Semua model berhasil dimuat:
['attack_vector', 'attack_complexity', 'privileges_required', 'user_interaction', 'scope', 'integrity_impact', 'confidentiality_impact', 'availability_impact']


In [None]:
# Input teks
input_text = "Improper conditions check in some Intel(R) Ethernet Controllers 800 series Linux drivers before version 1.4.11 may allow an authenticated user to potentially enable information disclosure or denial of service via local access."

# Tokenisasi input
inputs = tokenizer(input_text, return_tensors="pt", padding=True, truncation=True, max_length=512)

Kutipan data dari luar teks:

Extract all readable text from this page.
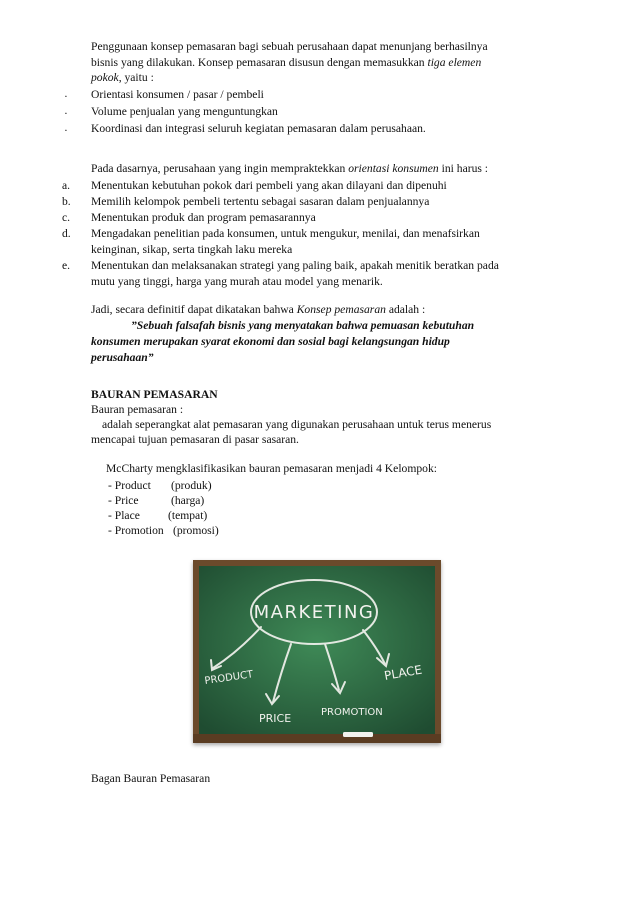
Penggunaan konsep pemasaran bagi sebuah perusahaan dapat menunjang berhasilnya
bisnis yang dilakukan. Konsep pemasaran disusun dengan memasukkan tiga elemen
pokok, yaitu :
· Orientasi konsumen / pasar / pembeli
· Volume penjualan yang menguntungkan
· Koordinasi dan integrasi seluruh kegiatan pemasaran dalam perusahaan.
Pada dasarnya, perusahaan yang ingin mempraktekkan orientasi konsumen ini harus :
a. Menentukan kebutuhan pokok dari pembeli yang akan dilayani dan dipenuhi
b. Memilih kelompok pembeli tertentu sebagai sasaran dalam penjualannya
c. Menentukan produk dan program pemasarannya
d. Mengadakan penelitian pada konsumen, untuk mengukur, menilai, dan menafsirkan
keinginan, sikap, serta tingkah laku mereka
e. Menentukan dan melaksanakan strategi yang paling baik, apakah menitik beratkan pada
mutu yang tinggi, harga yang murah atau model yang menarik.
Jadi, secara definitif dapat dikatakan bahwa Konsep pemasaran adalah :
”Sebuah falsafah bisnis yang menyatakan bahwa pemuasan kebutuhan
konsumen merupakan syarat ekonomi dan sosial bagi kelangsungan hidup
perusahaan”
BAURAN PEMASARAN
Bauran pemasaran :
adalah seperangkat alat pemasaran yang digunakan perusahaan untuk terus menerus
mencapai tujuan pemasaran di pasar sasaran.
McCharty mengklasifikasikan bauran pemasaran menjadi 4 Kelompok:
- Product (produk)
- Price	(harga)
- Place (tempat)
- Promotion (promosi)
MARKETING
PRODUCT	PLACE
PRICE	PROMOTION
Bagan Bauran Pemasaran
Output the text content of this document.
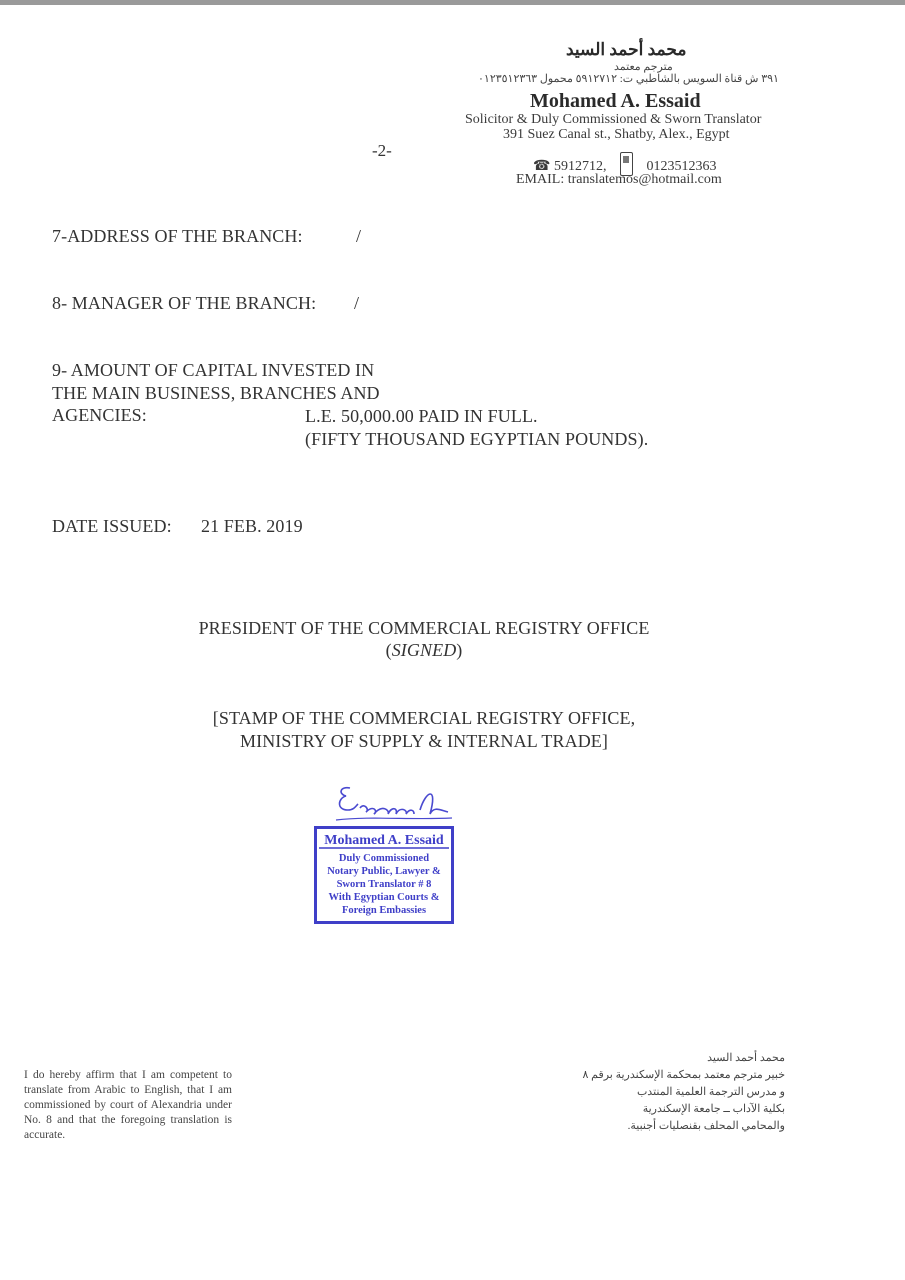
محمد أحمد السيد
مترجم معتمد
٣٩١ ش قناة السويس بالشاطبي ت: ٥٩١٢٧١٢ محمول ٠١٢٣٥١٢٣٦٣
Mohamed A. Essaid
Solicitor & Duly Commissioned & Sworn Translator
391 Suez Canal st., Shatby, Alex., Egypt
☎ 5912712,	0123512363
EMAIL: translatemos@hotmail.com
-2-
7-ADDRESS OF THE BRANCH:	/
8- MANAGER OF THE BRANCH: /
9- AMOUNT OF CAPITAL INVESTED IN
THE MAIN BUSINESS, BRANCHES AND
AGENCIES:	L.E. 50,000.00 PAID IN FULL.
(FIFTY THOUSAND EGYPTIAN POUNDS).
DATE ISSUED: 21 FEB. 2019
PRESIDENT OF THE COMMERCIAL REGISTRY OFFICE
(SIGNED)
[STAMP OF THE COMMERCIAL REGISTRY OFFICE,
MINISTRY OF SUPPLY & INTERNAL TRADE]
Mohamed A. Essaid
Duly Commissioned
Notary Public, Lawyer &
Sworn Translator # 8
With Egyptian Courts &
Foreign Embassies
I do hereby affirm that I am competent to translate from Arabic to English, that I am commissioned by court of Alexandria under No. 8 and that the foregoing translation is accurate.
محمد أحمد السيد
خبير مترجم معتمد بمحكمة الإسكندرية برقم ٨
و مدرس الترجمة العلمية المنتدب
بكلية الآداب ــ جامعة الإسكندرية
والمحامي المحلف بقنصليات أجنبية.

# Prediksi dengan semua model
outputs = {}
for category, model in models.items():
    with torch.no_grad():
        logits = model(**inputs).logits
        prediction = torch.argmax(logits, dim=-1).item()
        outputs[category] = prediction

# Menampilkan hasil prediksi
print("Hasil prediksi:")
for category, prediction in outputs.items():
    print(f"{category}: {prediction}")

Hasil prediksi:
attack_vector: 2
attack_complexity: 0
privileges_required: 0
user_interaction: 0
scope: 0
integrity_impact: 2
confidentiality_impact: 0
availability_impact: 0


In [3]:
import torch
from transformers import AutoTokenizer, AutoModelForSequenceClassification
from torch.utils.data import DataLoader
import numpy as np
from sklearn.metrics import f1_score, precision_score, recall_score, accuracy_score, balanced_accuracy_score

# -------------------------------------- MODEL -------------------------------------

def load_model(model_path):
    """
    Load the pre-trained model from the specified path.
    """
    model = AutoModelForSequenceClassification.from_pretrained(model_path)
    return model

def load_tokenizer(model_name, extra_tokens, token_file, model_path, config_path):
    """
    Load the tokenizer and model based on the model name and additional configurations.
    """
    if model_name == 'distilbert':
        from transformers import DistilBertTokenizerFast
        tokenizer = DistilBertTokenizerFast.from_pretrained('distilbert-base-cased')
    elif model_name == 'bert':
        from transformers import BertTokenizerFast
        tokenizer = BertTokenizerFast.from_pretrained('bert-base-uncased')
    elif model_name == 'deberta':
        from transformers import DebertaTokenizerFast
        tokenizer = DebertaTokenizerFast.from_pretrained('microsoft/deberta-base')
    elif model_name == 'roberta':
        from transformers import RobertaTokenizerFast
        tokenizer = RobertaTokenizerFast.from_pretrained('roberta-base')
    else:
        raise ValueError(f"Unknown model type {model_name}")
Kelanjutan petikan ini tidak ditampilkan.